Şimdi Modern fizik ve Klasik fizik arasındaki farkları görelim:

1-     Klasik fizikte uzay ve zaman süreklidir. Kuantum Fiziğinde süreksiz ve kesiklidir. Bu bakımdan Klasik fizikte nesnelerin özellikleri sürekli birer değişkendir. Oysa ki Kuantum Fiziğinde tüm bu değişkenler süreksiz olup ani sıçrayışlarla bir durumdan diğerine geçiş olur.

2-     Klasik fizikte determinizm yani “belirlilik” vardır. Oysa ki Kuantum fiziğinde olaylar determinist olarak gelişmezler. Daima belli bir olasılık yüzdesi bulunur.

 3-     Klasik fizikte bulunan determinizm nesnellikle el ele gider. Yani, nesnelerin birbirlerinden bağımsız oldukları ve her bir nesnenin çevresinden yalıtılarak incelenebileceği inancı ve görüşü vardır. Oysa ki Kuantum Fiziğinde nesneler birer enerji dalgası olarak görüldüğünden klasik anlamda “nesnellik” kaybolmaktadır. Yerine bütünsel bir etkileşim ve evrende sıçramalarla değişim kavramları ileri sürülmektedir.

 4-      Kuantum Kuramı gözlenen ile gözleyeni ayrı saymaz. Yani, biri diğerini etkileyip değiştirebilir. Bu bakımdan bağımsız nesne kavramı yok olduğu gibi etki edip dönüştürme yeteneğinin sadece varlıklara ait olmadığı da söylenebilir.

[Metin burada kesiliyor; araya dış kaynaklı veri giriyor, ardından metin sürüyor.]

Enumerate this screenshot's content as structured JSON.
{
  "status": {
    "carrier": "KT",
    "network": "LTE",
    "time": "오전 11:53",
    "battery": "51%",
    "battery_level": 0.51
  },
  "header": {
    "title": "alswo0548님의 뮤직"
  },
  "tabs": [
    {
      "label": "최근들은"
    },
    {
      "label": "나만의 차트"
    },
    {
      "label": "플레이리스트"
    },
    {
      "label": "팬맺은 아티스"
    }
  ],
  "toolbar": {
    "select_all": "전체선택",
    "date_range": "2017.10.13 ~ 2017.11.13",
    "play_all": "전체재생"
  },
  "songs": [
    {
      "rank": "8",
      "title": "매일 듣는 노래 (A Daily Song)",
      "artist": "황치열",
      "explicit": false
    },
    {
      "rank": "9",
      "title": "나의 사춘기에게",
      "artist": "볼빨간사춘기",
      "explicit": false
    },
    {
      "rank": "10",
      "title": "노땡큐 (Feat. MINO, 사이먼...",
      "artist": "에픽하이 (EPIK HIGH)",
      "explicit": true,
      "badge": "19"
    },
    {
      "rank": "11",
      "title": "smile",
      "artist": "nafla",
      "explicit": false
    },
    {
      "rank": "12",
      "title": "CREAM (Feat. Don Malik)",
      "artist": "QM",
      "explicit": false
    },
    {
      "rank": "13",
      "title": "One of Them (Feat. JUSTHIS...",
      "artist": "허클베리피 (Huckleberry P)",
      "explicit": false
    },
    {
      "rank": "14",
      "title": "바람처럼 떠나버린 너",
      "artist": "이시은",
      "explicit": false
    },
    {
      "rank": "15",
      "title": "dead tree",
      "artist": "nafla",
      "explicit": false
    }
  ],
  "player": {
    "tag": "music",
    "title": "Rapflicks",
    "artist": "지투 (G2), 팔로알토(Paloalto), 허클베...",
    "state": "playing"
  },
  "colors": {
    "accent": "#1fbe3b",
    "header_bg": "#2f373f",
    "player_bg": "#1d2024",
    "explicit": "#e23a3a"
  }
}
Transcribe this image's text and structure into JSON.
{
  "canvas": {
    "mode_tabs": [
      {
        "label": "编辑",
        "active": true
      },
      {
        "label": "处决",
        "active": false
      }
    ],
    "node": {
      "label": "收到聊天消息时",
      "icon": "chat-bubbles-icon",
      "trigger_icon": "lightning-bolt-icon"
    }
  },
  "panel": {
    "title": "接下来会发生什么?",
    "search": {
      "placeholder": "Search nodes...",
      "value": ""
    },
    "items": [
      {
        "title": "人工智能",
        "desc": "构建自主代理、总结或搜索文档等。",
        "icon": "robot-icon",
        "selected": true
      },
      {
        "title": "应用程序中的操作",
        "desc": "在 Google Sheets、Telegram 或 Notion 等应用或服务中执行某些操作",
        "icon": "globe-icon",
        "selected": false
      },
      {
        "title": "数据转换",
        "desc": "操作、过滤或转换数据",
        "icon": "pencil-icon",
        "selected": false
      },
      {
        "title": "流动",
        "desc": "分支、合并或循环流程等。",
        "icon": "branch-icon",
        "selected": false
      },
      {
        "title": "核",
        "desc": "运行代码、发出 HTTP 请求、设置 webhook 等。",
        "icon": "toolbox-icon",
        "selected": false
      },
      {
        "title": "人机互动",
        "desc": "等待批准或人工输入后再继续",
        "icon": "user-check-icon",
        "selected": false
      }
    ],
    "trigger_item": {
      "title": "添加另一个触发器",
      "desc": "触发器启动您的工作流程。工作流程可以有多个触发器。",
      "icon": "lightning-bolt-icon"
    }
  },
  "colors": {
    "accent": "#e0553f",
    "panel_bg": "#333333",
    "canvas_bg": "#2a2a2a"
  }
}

Materyalizmi savunmak için kendilerini şartlandırmış bazı kişiler bu farklar dolayısıyla mateyalizmin çıkmazda olduğunu görmüş oldukları halde bir kavram karmaşası oluşturarak kendilerince tehlikeyi savuştururlar. Bu farklar doğrudur evet, bu farklar dolayısıyla"mekanikçi materyalizm" tarihe karışmıştır ama biz hala materyalist kalabiliriz demektedirler. Ancak "mekanikçi olmayan bir materyalizm"den söz etmek mümkün değildir ki mekanikçi materyalizm yok olduktan sonra hala materyalist olmaktan bahsedilebilsin.
Dolayısıyla Kuantum fiziği materyalizmi gerçek anlamda darmadağın etmiş ve tarihin tozlu raflarına kaldırmıştır.
Bilim adamları, araştırmaları sonucu kuantum fiziği ile; artık maddenin cansız, kör ve anlaşılmaz parçacıklar olduğuna inanmıyorlardı. Bir başka deyişle kuantum fiziği, materyalist bir anlam taşımıyordu. Çünkü maddenin özünde, maddesel olmayan bir şeyler vardı.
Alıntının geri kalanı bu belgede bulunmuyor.